In a study of counties that have seen the largest uptick of homebuyers – and, subsequently, home value – the top 10 are all in either vacation destinations or relatively affordable suburbs of big cities. That’s in line with the country’s sweeping work-from-home mandates put in place last March, which allowed millions of people with the capital to buy a home realizing they could work – and live – anywhere.

Between January 2020 to January 2021, the median number of days on the market fall 50 days from the year prior in El Dorado County, California (which includes Lake Tahoe and sits near Sacramento). Home prices increased 36% year over year. Another California county, Santa Cruz, saw home prices increase 18% year over year, while the time on market for homes also fell 50 days from 2019.

What’s striking about the increase of homebuyers in Santa Cruz County is the similarity in real estate prices to its neighboring metro areas, San Francisco and Silicon Valley. Homes are being snatched up in Santa Cruz County, and on average they trade for roughly $1 million. Redfin reported that homes in San Francisco cost on average $1.34 million.

Space is king, at least in the midst of a pandemic.

“About half of buyers in (Lake Tahoe neighborhood) El Dorado Hills are coming from the Bay Area, and the other half are local people coming from neighboring Sacramento to upgrade their homes,” said Ellie Ruiz Hitchcock, a California Redfin real estate agent. “Tech workers moving out of Silicon Valley are seeking larger homes, more overall space and a simpler lifestyle.”

East coast suburbs are also seeing an uptick in homebuyers as people move out of the cities and into vacation towns that offer more land. Barnstable County, Mass. – which includes Cape Cod – saw the median number of days on the market fall 46 days from the year before, while home prices increased 31% year over year. Ocean County, New Jersey, and Orange County, New York, also saw giant drops (40 and 29, respectively) in median number of days on the market.

In addition, demand for second homes across the country has skyrocketed since last January – up to 84% year over year, according to Redfin. And in super populous cities like New York, now is a great time to buy a condominium or a co-op living space, said Ken Wile, New York Redfin real estate agent.

“The housing market in New York City will come back, but it hasn’t come back yet,” Wile said. “It’s difficult for sellers. A lot of people want to move out to the suburbs, but they don’t know what to do with their homes in the city. Some owners are taking a loss because they can’t get enough rent money to cover expenses.”

Other metro areas taking a hit are homebuyers in Arlington County, Virginia (home of a Amazon’s second headquarters), which has seen a median increase of homes on the market for 12 days since last year; The District of Columbia (only 31% of homes were hold above list price); and New York County (houses on the market for an average of 184 days).

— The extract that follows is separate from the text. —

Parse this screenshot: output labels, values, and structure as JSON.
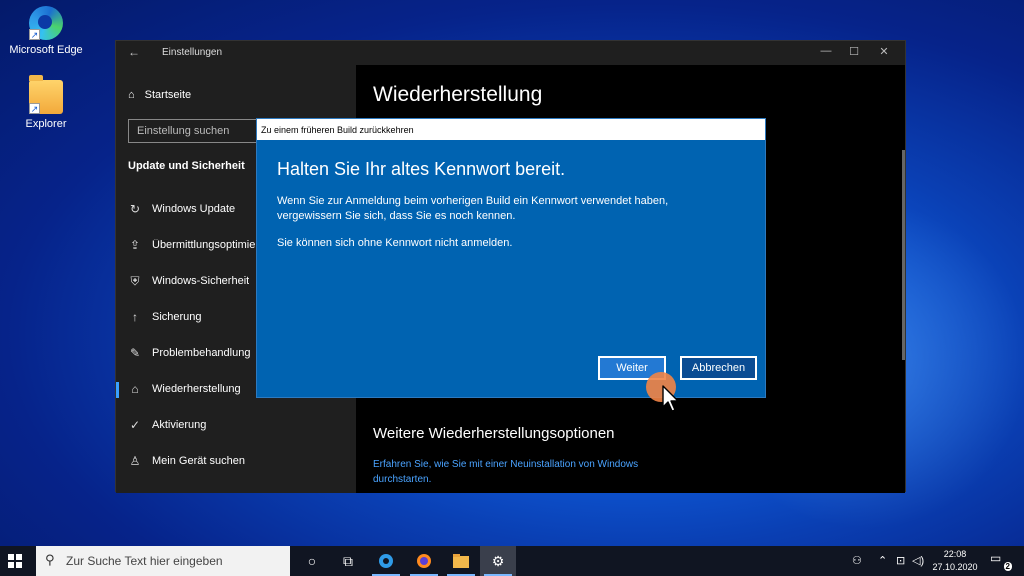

What remains to be seen is how the continued vaccine rollout and expected economic stimulus checks impacts the larger metro area’s real estate. With most people receiving immunizations from COVID-19, more work places could open back up to its employees – in turn, drawing them back to the city to avoid commuting from suburbs and vacation towns.

However, money from the government could also inspire potential homebuyers to make a down payment on a larger place and actually draw even more people away from crowded metro areas.

President Joseph Biden is expected to sign the American Rescue Plan sometime this week, which will trigger $1,400 stimulus checks for millions of Americans, billions in housing aid, and resources for the continuation of the coronavirus vaccine rollout.